La última bala, por Javier Astasio

 
 
 
Nos han vendido una idea romántica del guerrero en la que éste, cuando se veía perdido, guarda su última bala para quitarse la vida y alcanzar la gloria. Sin embargo hace tiempo que eso dejó de ser así. En la guerra del Vietnam, por ejemplo, más de una patrulla volvías sin el oficial al mando que, curiosamente, en aquella jungla sin salida y sin testigos era de los primeros, si no el primero, en caer. Y es que en aquella guerra tan sucia, todas lo son, pero aquella lo fue más, lo importante era poner el culo a salvo y la única forma de hacerlo era dejando a su jefe en el caminos.
Los que "hacíamos" tribunales allá a finales de los ochenta también sabemos de eso, porque fuimos testigos de cómo Amedo y Domínguez, al verse perdidos por su zafiedad, después de aquella vida regalada y miserable a un tiempo, en la que fueron dejando la huella de su visa por los hoteles donde "contrataban" los atentados, guardaban su última bala, hecha de papeles y memoria, para sus jefes, Vera y Barrionuevo incluidos, que acabaron dando con sus huesos en prisión.
Los contables, que demasiadas veces acaban lavando la ropa interior y las sábanas de sus jefes, no se caracterizan por su grandeza, Fue un contable despechado el que acabó destapando las entrañas del caso FILESA y suelen ser las contables, acostumbrados a anotarlo todo en sus asientos de cuentas, los que procuran siempre guardar pólvora de aquí y de allá para cargar esa última bala con la que chantajear s sus clientes y, si es necesario, arrastrarlos con ellos al hoyo.
Bárcenas es de esos y la letra afilada que hoy, por fin, podemos ver en las páginas de EL PAÍS, va a abrir demasiadas heridas en el Partido Popular, heridas que, cuanto más tarde se limpien, más pronto derivarán en gangrena mortal. Pero, por lo poco que se ha dicho en el Gobierno y el partido que lo sustenta, no están por la cirugía y, como acabo de comentarle a una amiga, esto no ha hecho más que comenzar.
Ya sabréis que soy, para algunas cosas y algunas personas, muy desconfiado y recuerdo que, en aquel "Tengo una pregunta para usted" en que un Rajoy todavía en la oposición no fue capaz de responder a un ciudadano que le hizo la pregunta más simple que cabe imaginar, que casi siempre resulta la más dura: "Cuánto gana usted, señor Rajoy". Rajoy, como digo, no fue capaz de responder y tuvo que ser su partido el que días después aclarase el dato. Os aseguro que me mosqueé y que ya entonces tuve la sospecha de que los ingresos del hoy presidente eran mucho más complicados que los que figuran en una nómina a fin de mes. Estaba cantado y sólo era cuestión de tiempo que saliese a la luz.

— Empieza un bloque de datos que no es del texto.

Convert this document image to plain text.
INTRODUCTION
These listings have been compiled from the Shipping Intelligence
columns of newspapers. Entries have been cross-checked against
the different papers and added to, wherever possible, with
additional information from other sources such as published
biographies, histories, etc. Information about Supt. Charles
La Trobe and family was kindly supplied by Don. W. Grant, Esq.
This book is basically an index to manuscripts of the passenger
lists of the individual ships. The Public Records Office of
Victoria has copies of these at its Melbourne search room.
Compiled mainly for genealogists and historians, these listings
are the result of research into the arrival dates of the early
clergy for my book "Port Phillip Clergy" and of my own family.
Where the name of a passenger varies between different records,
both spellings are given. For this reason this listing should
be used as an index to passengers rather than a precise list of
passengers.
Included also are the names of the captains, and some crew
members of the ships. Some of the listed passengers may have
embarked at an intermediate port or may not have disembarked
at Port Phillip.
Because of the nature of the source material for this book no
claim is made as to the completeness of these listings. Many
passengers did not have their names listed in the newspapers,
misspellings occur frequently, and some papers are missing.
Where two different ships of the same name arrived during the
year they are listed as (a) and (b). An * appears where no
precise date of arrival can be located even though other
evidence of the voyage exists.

Pero no cantemos victoria, estos de la calle Génova son de sostenella y no enmendalla. Pasan con un cinismo escalofriante del no me costa, al que me enseñen los papeles y, de ahí, al todo es legal y está declarado a Hacienda. Ya os he dicho que soy un malpensado y creo que la polémica amnistía fiscal no estaba prevista para Bárcenas, al menos no sólo para Bárcenas. Sospecho, tengo derecho a hacerlo, que esa amnistía está también prevista para que quienes recibían los sobres puedan regularizar sus negros sobresueldos ¿Y qué quiero decir con esto? Simplemente, que, con esta y otras argucias, que sin duda las habrá, arreglarán su situación legal. La otra, la ética, la moral... la estética, se encargarán de arreglarla los otros escribientes a sueldo -según los papeles publicados hoy Federico Jiménez Losantos recibió para su negocio 36.000 euros tan negros como su pensamiento- que desde las ondas, las tertulias televisivas y las primeras de sus tebeos darán una mano de pintura "de color de rosa" a tanta mierda como está aflorando. Eso, por no hablar de los empresarios, entre ellos el señor Roig, patrón de Mercadona, que ya sabemos por qué tanto suspira por la corrupta China.
Bárcenas ha disparado su última bala, Y no la ha dirigido a su cabeza. Ha ido dirigida a su vecino de despacho, hoy en La Moncloa. Habrá que ver como Rajoy capea el temporal, ahora que, agotado el "tocomocho" de la burbuja inmobiliaria, cientos de miles de ciudadanos, algunos, votantes del PP, han caído por debajo del umbral de la pobreza, mientras quienes deciden su miseria cobraban lo que a ellos se les niega "en negro".
A ver qué dicen tantos meapilas -estoy pensando en Mayor Oreja- y predicadores de la honradez y la limpieza -qué dira hoy Montoro- de toda esta basura que tenía el PP en sus cloacas.